Чокнулись. Рахмат смотрел на меня всё так же неотрывно, и уже, даже, я бы сказала, нагло.
— А я ведь довольно долго наблюдаю за вами, Милая Людям. Каюсь, не заметил, когда вы пришли, но потом — просто не смог отвести глаз! Богиня, клянусь Аллахом!
Приятно? Нет. Навязчиво до неловкости. Я всё так же бросала вороватые взгляды по сторонам, но Дениса не видела.
— Позвольте узнать, вы здесь одна или со спутником?
— Да! — наверное, слишком поспешно ответила я, выдавая свою нервозность. Смутилась. — В смысле, конечно со спутником.
— И? — спросил он, удивлённо оглянувшись. — Кто счастливец?
И что отвечать? И можно ли отвечать? И вообще — можно ли с кем-то разговаривать, выпивать? Как это скажется на эмм… авторитете Дениса? На всякий случай я так и не притронулась к шампанскому, просто крутила тонкую ножку фужера в пальцах и рассматривала, как вверх по стеночкам ползут ленивые пузырьки. Кажется, Рахмат Рифатович, истолковал это по-своему. Улыбнулся, положил руку мне на запястье:
— Не грустите. Я буду счастлив, если вы позволите мне ухаживать за вами сегодня…
— Рахмат... Рифатович, здравствуйте! — Отчество было произнесено с таким демонстративным нажимом, что прозвучало скорее как фамильярный стёб. — Я даже не сомневалась, что найду вас рядом с самым ценным экспонатом этой выставки!

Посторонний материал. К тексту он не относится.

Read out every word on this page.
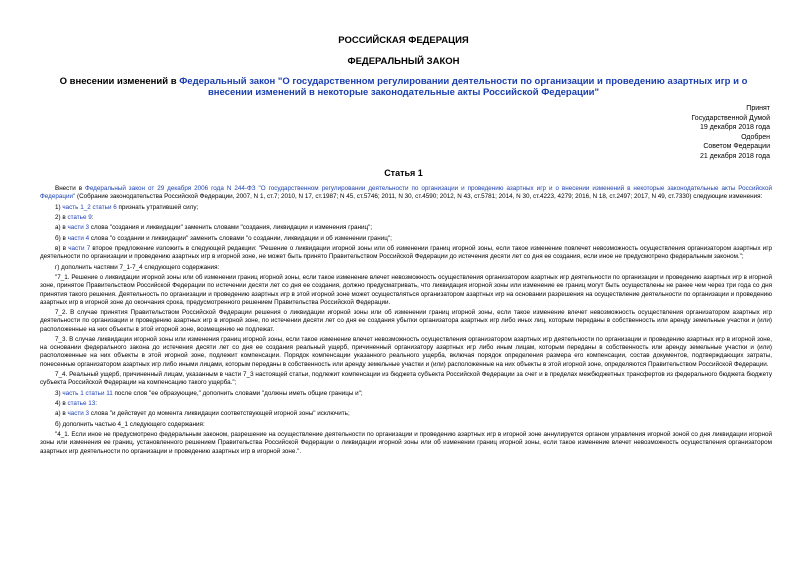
РОССИЙСКАЯ ФЕДЕРАЦИЯ
ФЕДЕРАЛЬНЫЙ ЗАКОН
О внесении изменений в Федеральный закон "О государственном регулировании деятельности по организации и проведению азартных игр и о внесении изменений в некоторые законодательные акты Российской Федерации"
Принят
Государственной Думой
19 декабря 2018 года
Одобрен
Советом Федерации
21 декабря 2018 года
Статья 1

Внести в Федеральный закон от 29 декабря 2006 года N 244-ФЗ "О государственном регулировании деятельности по организации и проведению азартных игр и о внесении изменений в некоторые законодательные акты Российской Федерации" (Собрание законодательства Российской Федерации, 2007, N 1, ст.7; 2010, N 17, ст.1987; N 45, ст.5746; 2011, N 30, ст.4590; 2012, N 43, ст.5781; 2014, N 30, ст.4223, 4279; 2016, N 18, ст.2497; 2017, N 49, ст.7330) следующие изменения:

1) часть 1_2 статьи 6 признать утратившей силу;

2) в статье 9:

а) в части 3 слова "создания и ликвидации" заменить словами "создания, ликвидации и изменения границ";

б) в части 4 слова "о создании и ликвидации" заменить словами "о создании, ликвидации и об изменении границ";

в) в части 7 второе предложение изложить в следующей редакции: "Решение о ликвидации игорной зоны или об изменении границ игорной зоны, если такое изменение повлечет невозможность осуществления организатором азартных игр деятельности по организации и проведению азартных игр в игорной зоне, не может быть принято Правительством Российской Федерации до истечения десяти лет со дня ее создания, если иное не предусмотрено федеральным законом.";

г) дополнить частями 7_1-7_4 следующего содержания:

"7_1. Решение о ликвидации игорной зоны или об изменении границ игорной зоны, если такое изменение влечет невозможность осуществления организатором азартных игр деятельности по организации и проведению азартных игр в игорной зоне, принятое Правительством Российской Федерации по истечении десяти лет со дня ее создания, должно предусматривать, что ликвидация игорной зоны или изменение ее границ могут быть осуществлены не ранее чем через три года со дня принятия такого решения. Деятельность по организации и проведению азартных игр в этой игорной зоне может осуществляться организатором азартных игр на основании разрешения на осуществление деятельности по организации и проведению азартных игр в игорной зоне до окончания срока, предусмотренного решением Правительства Российской Федерации.

7_2. В случае принятия Правительством Российской Федерации решения о ликвидации игорной зоны или об изменении границ игорной зоны, если такое изменение влечет невозможность осуществления организатором азартных игр деятельности по организации и проведению азартных игр в игорной зоне, по истечении десяти лет со дня ее создания убытки организатора азартных игр либо иных лиц, которым переданы в собственность или аренду земельные участки и (или) расположенные на них объекты в этой игорной зоне, возмещению не подлежат.

7_3. В случае ликвидации игорной зоны или изменения границ игорной зоны, если такое изменение влечет невозможность осуществления организатором азартных игр деятельности по организации и проведению азартных игр в игорной зоне, на основании федерального закона до истечения десяти лет со дня ее создания реальный ущерб, причиненный организатору азартных игр либо иным лицам, которым переданы в собственность или аренду земельные участки и (или) расположенные на них объекты в этой игорной зоне, подлежит компенсации. Порядок компенсации указанного реального ущерба, включая порядок определения размера его компенсации, состав документов, подтверждающих затраты, понесенные организатором азартных игр либо иными лицами, которым переданы в собственность или аренду земельные участки и (или) расположенные на них объекты в этой игорной зоне, определяются Правительством Российской Федерации.

7_4. Реальный ущерб, причиненный лицам, указанным в части 7_3 настоящей статьи, подлежит компенсации из бюджета субъекта Российской Федерации за счет и в пределах межбюджетных трансфертов из федерального бюджета бюджету субъекта Российской Федерации на компенсацию такого ущерба.";

3) часть 1 статьи 11 после слов "ее образующие," дополнить словами "должны иметь общие границы и";

4) в статье 13:

а) в части 3 слова "и действует до момента ликвидации соответствующей игорной зоны" исключить;

б) дополнить частью 4_1 следующего содержания:

"4_1. Если иное не предусмотрено федеральным законом, разрешение на осуществление деятельности по организации и проведению азартных игр в игорной зоне аннулируется органом управления игорной зоной со дня ликвидации игорной зоны или изменения ее границ, установленного решением Правительства Российской Федерации о ликвидации игорной зоны или об изменении границ игорной зоны, если такое изменение влечет невозможность осуществления организатором азартных игр деятельности по организации и проведению азартных игр в игорной зоне.".
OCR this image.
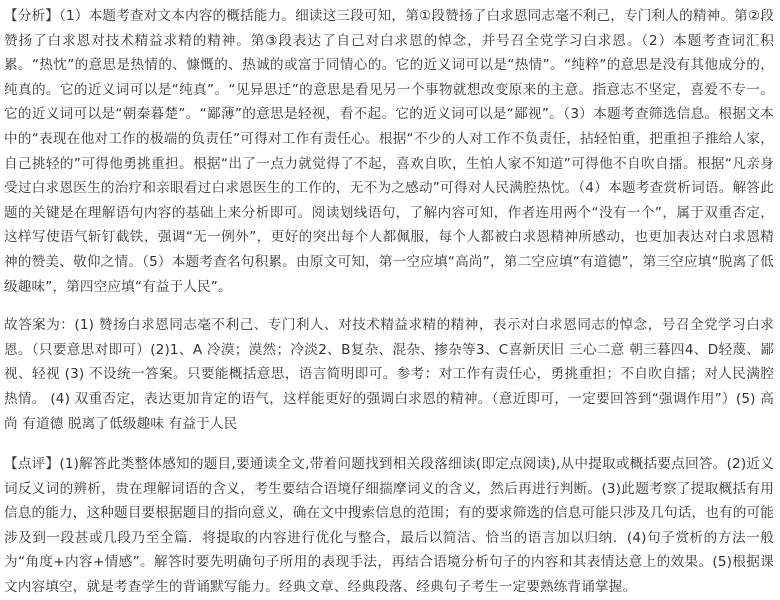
【分析】（1）本题考查对文本内容的概括能力。细读这三段可知，第①段赞扬了白求恩同志毫不利己，专门利人的精神。第②段赞扬了白求恩对技术精益求精的精神。第③段表达了自己对白求恩的悼念，并号召全党学习白求恩。（2）本题考查词汇积累。“热忱”的意思是热情的、慷慨的、热诚的或富于同情心的。它的近义词可以是“热情”。“纯粹”的意思是没有其他成分的，纯真的。它的近义词可以是“纯真”。“见异思迁”的意思是看见另一个事物就想改变原来的主意。指意志不坚定，喜爱不专一。它的近义词可以是“朝秦暮楚”。“鄙薄”的意思是轻视，看不起。它的近义词可以是“鄙视”。（3）本题考查筛选信息。根据文本中的“表现在他对工作的极端的负责任”可得对工作有责任心。根据“不少的人对工作不负责任，拈轻怕重，把重担子推给人家，自己挑轻的”可得他勇挑重担。根据“出了一点力就觉得了不起，喜欢自吹，生怕人家不知道”可得他不自吹自擂。根据“凡亲身受过白求恩医生的治疗和亲眼看过白求恩医生的工作的，无不为之感动”可得对人民满腔热忱。（4）本题考查赏析词语。解答此题的关键是在理解语句内容的基础上来分析即可。阅读划线语句，了解内容可知，作者连用两个“没有一个”，属于双重否定，这样写使语气斩钉截铁，强调“无一例外”，更好的突出每个人都佩服，每个人都被白求恩精神所感动，也更加表达对白求恩精神的赞美、敬仰之情。（5）本题考查名句积累。由原文可知，第一空应填“高尚”，第二空应填“有道德”，第三空应填“脱离了低级趣味”，第四空应填“有益于人民”。

故答案为：(1) 赞扬白求恩同志毫不利己、专门利人、对技术精益求精的精神，表示对白求恩同志的悼念，号召全党学习白求恩。（只要意思对即可）(2)1、A 冷漠；漠然；冷淡2、B复杂、混杂、掺杂等3、C喜新厌旧 三心二意 朝三暮四4、D轻蔑、鄙视、轻视 (3) 不设统一答案。只要能概括意思，语言简明即可。参考：对工作有责任心，勇挑重担；不自吹自擂；对人民满腔热情。 (4) 双重否定，表达更加肯定的语气，这样能更好的强调白求恩的精神。（意近即可，一定要回答到“强调作用”）(5) 高尚 有道德 脱离了低级趣味 有益于人民

【点评】(1)解答此类整体感知的题目,要通读全文,带着问题找到相关段落细读(即定点阅读),从中提取或概括要点回答。(2)近义词反义词的辨析，贵在理解词语的含义，考生要结合语境仔细揣摩词义的含义，然后再进行判断。(3)此题考察了提取概括有用信息的能力，这种题目要根据题目的指向意义，确在文中搜索信息的范围；有的要求筛选的信息可能只涉及几句话，也有的可能涉及到一段甚或几段乃至全篇．将提取的内容进行优化与整合，最后以简洁、恰当的语言加以归纳．(4)句子赏析的方法一般为“角度+内容+情感”。解答时要先明确句子所用的表现手法，再结合语境分析句子的内容和其表情达意上的效果。(5)根据课文内容填空，就是考查学生的背诵默写能力。经典文章、经典段落、经典句子考生一定要熟练背诵掌握。
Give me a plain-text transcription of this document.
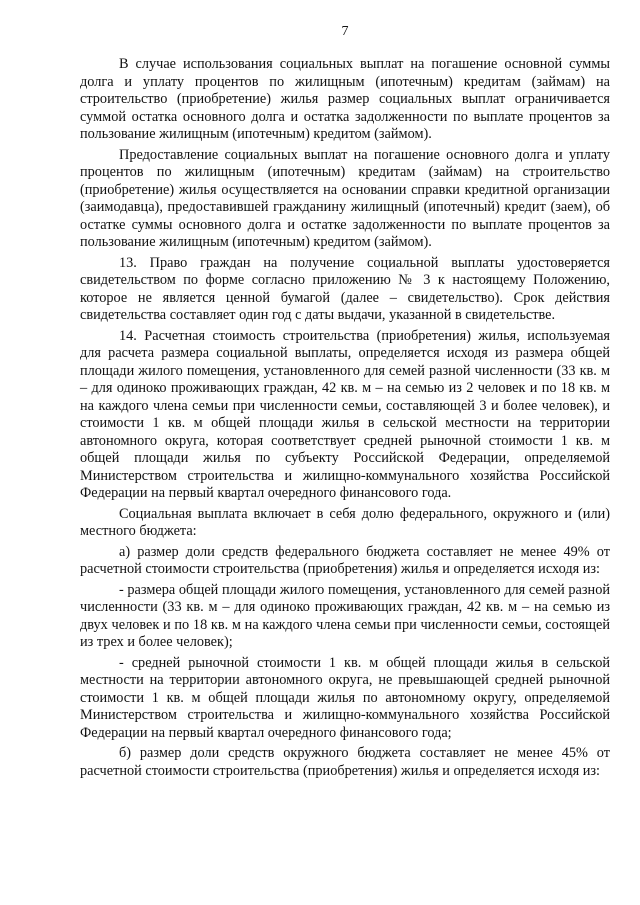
7

В случае использования социальных выплат на погашение основной суммы долга и уплату процентов по жилищным (ипотечным) кредитам (займам) на строительство (приобретение) жилья размер социальных выплат ограничивается суммой остатка основного долга и остатка задолженности по выплате процентов за пользование жилищным (ипотечным) кредитом (займом).

Предоставление социальных выплат на погашение основного долга и уплату процентов по жилищным (ипотечным) кредитам (займам) на строительство (приобретение) жилья осуществляется на основании справки кредитной организации (заимодавца), предоставившей гражданину жилищный (ипотечный) кредит (заем), об остатке суммы основного долга и остатке задолженности по выплате процентов за пользование жилищным (ипотечным) кредитом (займом).

13. Право граждан на получение социальной выплаты удостоверяется свидетельством по форме согласно приложению № 3 к настоящему Положению, которое не является ценной бумагой (далее – свидетельство). Срок действия свидетельства составляет один год с даты выдачи, указанной в свидетельстве.

14. Расчетная стоимость строительства (приобретения) жилья, используемая для расчета размера социальной выплаты, определяется исходя из размера общей площади жилого помещения, установленного для семей разной численности (33 кв. м – для одиноко проживающих граждан, 42 кв. м – на семью из 2 человек и по 18 кв. м на каждого члена семьи при численности семьи, составляющей 3 и более человек), и стоимости 1 кв. м общей площади жилья в сельской местности на территории автономного округа, которая соответствует средней рыночной стоимости 1 кв. м общей площади жилья по субъекту Российской Федерации, определяемой Министерством строительства и жилищно-коммунального хозяйства Российской Федерации на первый квартал очередного финансового года.

Социальная выплата включает в себя долю федерального, окружного и (или) местного бюджета:

а) размер доли средств федерального бюджета составляет не менее 49% от расчетной стоимости строительства (приобретения) жилья и определяется исходя из:

- размера общей площади жилого помещения, установленного для семей разной численности (33 кв. м – для одиноко проживающих граждан, 42 кв. м – на семью из двух человек и по 18 кв. м на каждого члена семьи при численности семьи, состоящей из трех и более человек);

- средней рыночной стоимости 1 кв. м общей площади жилья в сельской местности на территории автономного округа, не превышающей средней рыночной стоимости 1 кв. м общей площади жилья по автономному округу, определяемой Министерством строительства и жилищно-коммунального хозяйства Российской Федерации на первый квартал очередного финансового года;

б) размер доли средств окружного бюджета составляет не менее 45% от расчетной стоимости строительства (приобретения) жилья и определяется исходя из:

— Экспонат? Скорее — произведение искусства! — он вежливо рассмеялся и убрал руку с моего запястья. — Оленька, а ведь я уже начал скучать, так давно мы не виделись! Ты совсем перестала заходить в гости.
Боярская натянуто рассмеялась:
— О, это всегда успеется! А пока, как говорится, лучше уж вы к нам! И Людочке тоже, знаете, рано ещё... К вам.
Он поддержал её шутку небрежной улыбкой:
— Ну что ж, разве я смею принуждать? Моё дело маленькое: достойно встретить, когда всё же соберётесь. Позвольте откланяться… — послал мне липкий взгляд и затерялся среди гостей.
Кто бы мог подумать, что я могу обрадоваться Боярской настолько, что буду готова броситься ей на шею? Она окинула меня слегка хмельным взглядом:
— Что за угрюмый вид? А-а-а, ну понятно… Кто ж пьёт такую кислятину, когда в загашнике есть Монтобер? — Забрала у меня так и не пригубленный фужер с шампанским, вернула его на столик. — Ну-к, пошли со мной… — Потащила куда-то в сторону небольшой сцены, на которой как раз устраивался за клавишами музыкант. — Ну и как тебе старый козлина Рахмик?
— Интеллигентный.
— А то! Две академические вышки, искусствовед в далёком прошлом! А нынешнее блатное погоняло, знаешь какое? — Судя по её ехидной усмешке, гадать было бесполезно. — Холмик!
— Ка-а-ак?
— Холмик! Формально, он гендир ООО «Память», а фактически, его единоличный хозяин. Аид местного пошиба, мать его. Поэтому, будет звать в гости — отказывайся нахрен! — расхохоталась. — Рано нам ещё, молодым-красивым, на кладбище!
За сценой стоял отдельный малоприметный столик и специальный официант разливал особенные напитки особенным гостям. Протекция Боярской сработала и здесь, и мне тоже вручили бокал с коньяком, вынутым из красивой деревянной коробки.
— Попробуй… — мурлыкнула Ольга, принюхиваясь к терпким пара́м. — Если Панин не брешет, то это элитный Альбер де Монтобер, сорок шестого года.
Я тоже принюхалась, глотнула. Коньяк, как коньяк. Кизлярский «три звезды» из мамкиного овощного, примерно такой же.
— Ну? Чувствуешь? — пытливо сощурилась Ольга.
— Если честно — нет.
Она рассмеялась:
— Свой человек! Я тоже ни хрена не поняла прикола! А говорят, имеет вкус и аромат горной фиалки… — пригубила, задумчиво покатала по языку, — знать бы ещё, какой у фиалок вкус.